Milano, Palazzo Reale. Foto di Giovanni Dall’Orto, da Wikimedia
Nov 2012 “Le parole non bastano”
di Cristina Obber
già pubblicato su
Dol’s Magazine – Donne & New Media dal 1999
Si è aperto oggi il convegno di due giorni Le parole non bastano – Donne e uomini contro la violenza maschile sulle donne – organizzato a Palazzo Reale dalla Casa delle donne maltrattate di Milano (Cadmi) e dall’associazione Maschile Plurale.
Ho potuto seguire soltanto i lavori della mattinata, ricchi di autorevoli interventi.
Ci tengo a riportarvi alcuni spunti di riflessione particolarmente significativi proposti dai promotori del convegno.
Marisa Guarneri (presidente onorario Cadmi) ha sottolineato come oggi convegni, iniziative e talk show si occupino di violenza soltanto attraverso le voci dei cosiddetti esperti (psicologi, criminologi, giornalisti) mantenendo la discussione o in ambito di cronaca o su un piano tecnico, facendo scomparire i soggetti, rimuovendo il tema centrale all’origine della violenza, ovvero la relazione all’interno della coppia.
Mentre le donne continuano a morire.
Del lavoro svolto negli ultimi due anni con Maschile plurale Guarnieri parla di un confronto non privo di conflitti, ma volto a raccontarsi reciprocamente nelle proprie differenze e a sperimentare con fiducia una relazione con uomini che si impegnano per il cambiamento. Un cambiamento che parte da sé e che ha come modalità sostanziale l’ascolto, competenza che la Casa ha acquisito in più di trent’anni di impegno a fianco delle donne.
Un cambiamento che deve attraversare il conflitto mettendo in discussione le dinamiche e la qualità delle relazioni in ogni ambito, privato e pubblico, riconoscendo la competenza femminile e il percorso che il movimento femminista ha fatto.
Alessio Miceli (Maschile plurale) ha sottolineato che sia nei convegni che nelle pubblicazioni sulla violenza di genere non si nomino quasi mai gli uomini, attori assenti di una cronaca della violenza raccontata attraverso i numeri.
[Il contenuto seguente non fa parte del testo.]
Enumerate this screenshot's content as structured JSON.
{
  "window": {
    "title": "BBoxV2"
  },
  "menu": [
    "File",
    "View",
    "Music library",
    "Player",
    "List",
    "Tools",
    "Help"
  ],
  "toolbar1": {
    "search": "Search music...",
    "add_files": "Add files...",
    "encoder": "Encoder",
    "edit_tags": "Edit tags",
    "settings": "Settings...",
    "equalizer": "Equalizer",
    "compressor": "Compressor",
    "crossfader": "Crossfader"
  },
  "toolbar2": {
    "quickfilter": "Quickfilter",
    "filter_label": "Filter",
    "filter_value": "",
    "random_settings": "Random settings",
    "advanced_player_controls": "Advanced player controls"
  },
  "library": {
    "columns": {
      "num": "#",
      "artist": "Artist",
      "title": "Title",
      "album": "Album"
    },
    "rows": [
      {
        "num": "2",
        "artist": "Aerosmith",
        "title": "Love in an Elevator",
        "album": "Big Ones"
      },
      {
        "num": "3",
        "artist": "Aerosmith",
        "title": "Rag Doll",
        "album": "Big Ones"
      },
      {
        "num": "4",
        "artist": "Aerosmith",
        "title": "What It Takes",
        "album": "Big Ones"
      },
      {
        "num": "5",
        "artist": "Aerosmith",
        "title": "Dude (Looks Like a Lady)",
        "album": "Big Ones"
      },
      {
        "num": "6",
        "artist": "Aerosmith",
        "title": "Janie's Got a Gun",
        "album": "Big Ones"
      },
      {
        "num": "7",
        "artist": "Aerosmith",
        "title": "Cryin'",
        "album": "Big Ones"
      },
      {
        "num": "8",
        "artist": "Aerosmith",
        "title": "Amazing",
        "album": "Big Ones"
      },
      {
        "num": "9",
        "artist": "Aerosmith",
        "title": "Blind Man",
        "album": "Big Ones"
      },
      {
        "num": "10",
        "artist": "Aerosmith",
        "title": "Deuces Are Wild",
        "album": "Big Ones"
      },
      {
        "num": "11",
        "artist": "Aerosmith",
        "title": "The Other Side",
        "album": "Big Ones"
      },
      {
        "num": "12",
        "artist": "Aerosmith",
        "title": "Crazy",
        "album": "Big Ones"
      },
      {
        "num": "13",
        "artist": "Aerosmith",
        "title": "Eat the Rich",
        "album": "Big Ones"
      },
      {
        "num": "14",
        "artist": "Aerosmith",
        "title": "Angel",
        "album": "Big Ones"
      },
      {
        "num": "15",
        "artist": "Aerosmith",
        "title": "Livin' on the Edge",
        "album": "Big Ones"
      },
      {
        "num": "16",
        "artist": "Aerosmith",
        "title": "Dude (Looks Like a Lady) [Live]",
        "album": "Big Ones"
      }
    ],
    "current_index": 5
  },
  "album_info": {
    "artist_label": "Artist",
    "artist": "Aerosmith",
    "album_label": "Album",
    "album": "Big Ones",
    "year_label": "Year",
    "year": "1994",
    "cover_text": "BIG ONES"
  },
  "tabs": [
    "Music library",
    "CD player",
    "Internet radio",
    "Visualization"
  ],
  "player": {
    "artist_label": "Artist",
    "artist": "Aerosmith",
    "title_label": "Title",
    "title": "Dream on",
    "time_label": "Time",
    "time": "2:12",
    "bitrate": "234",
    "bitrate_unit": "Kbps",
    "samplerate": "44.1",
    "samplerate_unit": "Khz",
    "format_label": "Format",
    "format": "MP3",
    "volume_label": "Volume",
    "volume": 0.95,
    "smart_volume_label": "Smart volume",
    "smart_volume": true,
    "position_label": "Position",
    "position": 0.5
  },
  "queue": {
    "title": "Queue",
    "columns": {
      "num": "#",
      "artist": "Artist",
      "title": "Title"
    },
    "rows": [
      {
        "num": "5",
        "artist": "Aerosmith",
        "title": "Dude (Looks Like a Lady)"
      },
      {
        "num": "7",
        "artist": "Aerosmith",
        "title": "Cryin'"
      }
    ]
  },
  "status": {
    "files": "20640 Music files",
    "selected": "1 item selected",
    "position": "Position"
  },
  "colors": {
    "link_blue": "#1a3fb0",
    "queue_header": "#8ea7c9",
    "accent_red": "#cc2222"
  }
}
“Il cuore della questione- dice – è come vogliamo stare noi uomini dentro le relazioni”.
Parla di sé, delle due leve che lo spingono a questa riflessione, un senso di giustizia di fronte a ciò che è profondamente ingiusto, ma soprattutto un’ intima domanda di felicità.
“Come uomo non sono felice dentro questa gabbia; so che c’è una libertà diversa che mi spinge a cercare questa liberta nel mio privato e in tutte le mie relazioni”.
E’ una proposta politica la sua, che sottolinea la necessità di un lavoro di autocoscienza, fondamentale anche negli interventi di prevenzione ed educazione:
“Non si può andare nelle scuole a parlare ai ragazzi di violenza di genere se prima non si è fatta una personale assunzione di responsabilità, se non abbiamo da portare un’esperienza personale di crescita. La pretesa di educare altri parte dal conoscere ed educare prima se stessi”.
Parla di un metodo diverso del partire da sé tra uomini e donne.
“Mentre le donne hanno dovuto costruire, per noi è un lavoro a togliere, a decostruire ciò che la storia ci ha messo addosso, imprigionando il nostro corpo; il modo di vivere il nostro lavoro, il nostro potere, l’ occupazione di tutti i ruoli pubblici apicali. Scrollarci di dosso questa armatura significa guadagnare libertà”.
“Siamo pronti? – chiede Miceli – a tornare nei nostri contesti, dentro e fuori casa, e aprire una relazione differente, che contempli la possibilità dell’abbandono, la capacità di cura, una sessualità capace di relazione?”